Synopsis of the week
- Friday saw US unemployment remain unchanged at 4.9%, average hourly earnings increase by just 0.1% and Non farm payrolls increase by 151,000. All three worse than expected. Independently they are not enough to send alarm bells ringing with the Fed but it has surely ended any chance that rates will rise after the September meeting.
- Last week Chinese manufacturing figures once again grew following twelve months of stagnation. Equivalent manufacturing data from around Europe was less convincing with only the UK and Germany forging ahead.
- After two weeks of falls the FTSE , DAX & CAC all managed to have a positive week, but none were able to break to far away from recent highs.
- Monday’s US Labour Day bank holiday offers traders a quiet start to the week.
The Week Ahead
Economic Data
The latest G20 meeting starting In China comes to a conclusion on Monday. As always these events give politicians a global platform to make headline grabbing statements. Although these are not always the most helpful when it comes to market stability, market watchers will be waiting to see what new initiatives are agreed upon. Due to the large number of members having to all agree, expectations of large sweeping changes are normally low.
Monday will be a day of Services PMI data releases starting in China and then numerous European countries. With the service sector making up the lion’s share of the UK’s GDP FTSE traders will pay particular attention to the mid-morning release. As the US enjoys a bank holiday on Monday it’s likely that the afternoon session will turn into a clock watching event as the City will use this as an excuse to leave sharpish.
Unless Australia surprises the markets by announcing a change to their interest rates it’s unlikely that Swiss quarterly GDP will be enough to kick start enthusiasm for the morning session. The release of US Service PMI data in the afternoon will give Fed interest rate watchers something fresh to debate.
French President Francois Hollande has again publicly stated that UK Prime minister Theresa May should action article 50 imminently. Considering he holds the unenviable title of the least popular French President in history we suspect that she’ll be using Wednesday’s Manufacturing and Industrial production data as more of a catalyst to her triggering article 50.
Asian data releases from Japan, China and Australia over-night should ensure a lively start to Thursday’s trading. European traders will be on edge as they wait for the latest ECB interest rate decision, although no change is expected. Volatility however normally picks up 45 minutes later when ECB President Mario Draghi holds his press conference.
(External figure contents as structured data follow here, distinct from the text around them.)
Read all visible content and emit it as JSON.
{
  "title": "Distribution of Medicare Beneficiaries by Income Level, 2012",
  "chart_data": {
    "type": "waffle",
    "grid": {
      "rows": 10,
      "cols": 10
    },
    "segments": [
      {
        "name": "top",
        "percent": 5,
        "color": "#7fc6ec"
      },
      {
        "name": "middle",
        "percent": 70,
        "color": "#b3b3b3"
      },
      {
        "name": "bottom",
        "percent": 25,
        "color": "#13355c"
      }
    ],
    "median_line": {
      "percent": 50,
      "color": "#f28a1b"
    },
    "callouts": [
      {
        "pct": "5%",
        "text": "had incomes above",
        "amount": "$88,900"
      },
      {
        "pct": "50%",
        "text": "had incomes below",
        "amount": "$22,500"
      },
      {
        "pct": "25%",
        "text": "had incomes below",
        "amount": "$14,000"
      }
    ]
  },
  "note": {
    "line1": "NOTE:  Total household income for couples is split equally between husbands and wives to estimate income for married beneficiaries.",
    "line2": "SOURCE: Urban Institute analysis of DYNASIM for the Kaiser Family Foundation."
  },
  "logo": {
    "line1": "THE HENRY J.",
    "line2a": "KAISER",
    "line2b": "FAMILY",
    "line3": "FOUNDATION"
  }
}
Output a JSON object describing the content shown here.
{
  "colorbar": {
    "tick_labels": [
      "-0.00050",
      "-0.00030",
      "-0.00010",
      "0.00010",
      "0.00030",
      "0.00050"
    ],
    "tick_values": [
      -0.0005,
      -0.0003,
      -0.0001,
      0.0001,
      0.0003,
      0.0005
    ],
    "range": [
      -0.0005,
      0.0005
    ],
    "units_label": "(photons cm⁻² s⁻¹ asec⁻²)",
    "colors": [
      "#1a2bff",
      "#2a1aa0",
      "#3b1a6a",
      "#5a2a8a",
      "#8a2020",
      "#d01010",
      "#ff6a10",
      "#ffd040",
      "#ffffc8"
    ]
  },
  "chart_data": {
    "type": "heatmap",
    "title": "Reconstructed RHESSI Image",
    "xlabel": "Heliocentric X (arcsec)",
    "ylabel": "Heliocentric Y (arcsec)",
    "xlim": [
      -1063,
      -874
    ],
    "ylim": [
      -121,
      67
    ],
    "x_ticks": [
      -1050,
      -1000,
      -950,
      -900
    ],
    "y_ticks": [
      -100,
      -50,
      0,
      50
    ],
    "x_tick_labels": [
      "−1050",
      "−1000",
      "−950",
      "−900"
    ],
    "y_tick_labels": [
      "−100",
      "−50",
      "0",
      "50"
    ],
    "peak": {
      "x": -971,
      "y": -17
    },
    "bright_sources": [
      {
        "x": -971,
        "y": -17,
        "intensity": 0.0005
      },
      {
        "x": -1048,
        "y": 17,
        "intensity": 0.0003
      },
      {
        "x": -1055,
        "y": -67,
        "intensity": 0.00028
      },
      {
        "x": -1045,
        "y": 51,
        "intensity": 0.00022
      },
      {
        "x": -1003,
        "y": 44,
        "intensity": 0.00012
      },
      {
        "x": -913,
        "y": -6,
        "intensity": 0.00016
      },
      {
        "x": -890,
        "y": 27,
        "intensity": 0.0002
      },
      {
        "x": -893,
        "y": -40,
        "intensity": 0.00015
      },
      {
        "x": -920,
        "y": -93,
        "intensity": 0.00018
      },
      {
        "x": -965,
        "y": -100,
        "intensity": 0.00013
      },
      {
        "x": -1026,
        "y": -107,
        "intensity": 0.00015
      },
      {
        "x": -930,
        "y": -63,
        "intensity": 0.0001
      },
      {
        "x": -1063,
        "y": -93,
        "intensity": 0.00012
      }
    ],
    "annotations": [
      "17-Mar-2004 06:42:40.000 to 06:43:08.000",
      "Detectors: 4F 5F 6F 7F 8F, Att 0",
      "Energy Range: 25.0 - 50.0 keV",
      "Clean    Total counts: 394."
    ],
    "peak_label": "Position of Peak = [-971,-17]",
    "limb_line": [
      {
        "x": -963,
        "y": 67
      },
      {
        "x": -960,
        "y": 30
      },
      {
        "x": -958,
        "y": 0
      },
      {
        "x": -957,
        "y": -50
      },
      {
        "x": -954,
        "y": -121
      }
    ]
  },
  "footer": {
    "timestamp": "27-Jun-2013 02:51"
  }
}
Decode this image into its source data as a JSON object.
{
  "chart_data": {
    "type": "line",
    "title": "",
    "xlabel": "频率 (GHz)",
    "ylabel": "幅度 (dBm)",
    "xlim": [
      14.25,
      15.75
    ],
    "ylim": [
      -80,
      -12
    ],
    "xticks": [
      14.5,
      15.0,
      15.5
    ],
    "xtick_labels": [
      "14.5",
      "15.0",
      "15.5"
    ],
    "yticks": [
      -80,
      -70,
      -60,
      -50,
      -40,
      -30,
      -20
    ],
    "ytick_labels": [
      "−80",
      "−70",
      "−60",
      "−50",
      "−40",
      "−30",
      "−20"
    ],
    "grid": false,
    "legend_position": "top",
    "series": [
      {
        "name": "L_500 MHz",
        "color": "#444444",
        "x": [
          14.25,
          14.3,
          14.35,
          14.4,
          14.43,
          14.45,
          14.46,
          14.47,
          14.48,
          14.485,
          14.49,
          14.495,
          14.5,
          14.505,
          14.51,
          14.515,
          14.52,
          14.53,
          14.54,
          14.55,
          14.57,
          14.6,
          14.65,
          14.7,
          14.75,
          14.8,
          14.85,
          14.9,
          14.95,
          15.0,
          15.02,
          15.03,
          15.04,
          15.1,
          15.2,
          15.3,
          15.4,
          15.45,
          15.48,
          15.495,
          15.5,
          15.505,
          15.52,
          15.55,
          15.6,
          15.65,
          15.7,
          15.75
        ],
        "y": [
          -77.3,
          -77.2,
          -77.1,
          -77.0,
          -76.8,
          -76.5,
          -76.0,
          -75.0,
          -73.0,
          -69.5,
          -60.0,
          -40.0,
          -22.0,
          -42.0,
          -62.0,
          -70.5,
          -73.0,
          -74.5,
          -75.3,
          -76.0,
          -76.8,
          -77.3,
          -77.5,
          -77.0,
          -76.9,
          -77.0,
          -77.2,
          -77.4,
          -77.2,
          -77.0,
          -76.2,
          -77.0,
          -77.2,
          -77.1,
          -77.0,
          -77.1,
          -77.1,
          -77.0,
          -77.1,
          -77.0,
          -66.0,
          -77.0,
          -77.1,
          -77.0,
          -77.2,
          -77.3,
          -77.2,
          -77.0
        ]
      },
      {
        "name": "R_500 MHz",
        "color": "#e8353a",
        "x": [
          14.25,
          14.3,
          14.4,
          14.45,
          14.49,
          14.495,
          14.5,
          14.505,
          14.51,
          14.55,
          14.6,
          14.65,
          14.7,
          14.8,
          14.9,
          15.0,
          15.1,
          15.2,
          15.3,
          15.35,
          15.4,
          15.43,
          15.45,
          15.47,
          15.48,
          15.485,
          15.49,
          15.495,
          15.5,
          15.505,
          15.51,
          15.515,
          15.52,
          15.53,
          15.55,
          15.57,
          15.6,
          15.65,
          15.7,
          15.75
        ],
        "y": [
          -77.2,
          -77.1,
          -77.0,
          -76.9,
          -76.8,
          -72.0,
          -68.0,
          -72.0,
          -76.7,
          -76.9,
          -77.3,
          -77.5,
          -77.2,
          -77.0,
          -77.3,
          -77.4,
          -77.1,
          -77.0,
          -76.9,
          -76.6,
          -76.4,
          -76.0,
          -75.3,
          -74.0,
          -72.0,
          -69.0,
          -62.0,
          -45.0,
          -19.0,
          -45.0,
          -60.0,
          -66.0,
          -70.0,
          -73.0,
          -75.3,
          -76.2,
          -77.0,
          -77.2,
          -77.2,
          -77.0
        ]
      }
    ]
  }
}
An event that has the press trying to eek out more of an idea of what lies ahead during the Q & A session.
Over in the US we will also get the latest unemployment data along with Crude Oil inventories.
In contrast Friday’s excitement will be almost over before it starts as the latest Chinese inflation figures will be released before European traders are even at their desks.
Corporate releases
Once again the British Olympic team have done their best to set Halfords up for a profitable half yearly release by coming back from Rio with a plane full of cycling medals.
The UK housing market was always going to be one of the sectors most affected by the Brexit vote so this week’s releases from Redrow, Berkeley Group and Barratt Development will give a clearer picture of how badly sentiment to the housing market has been dented.
UK quoted construction equipment leasing firm Ashtead are set to post their first quarter figures on Wednesday. This firm derives the majority of its revenue from the US and has benefited both from the strong demand inside the US but also the weakening of Sterling against the US Dollar and these latest figures look set to continue a trend of keeping investors and shareholders happy.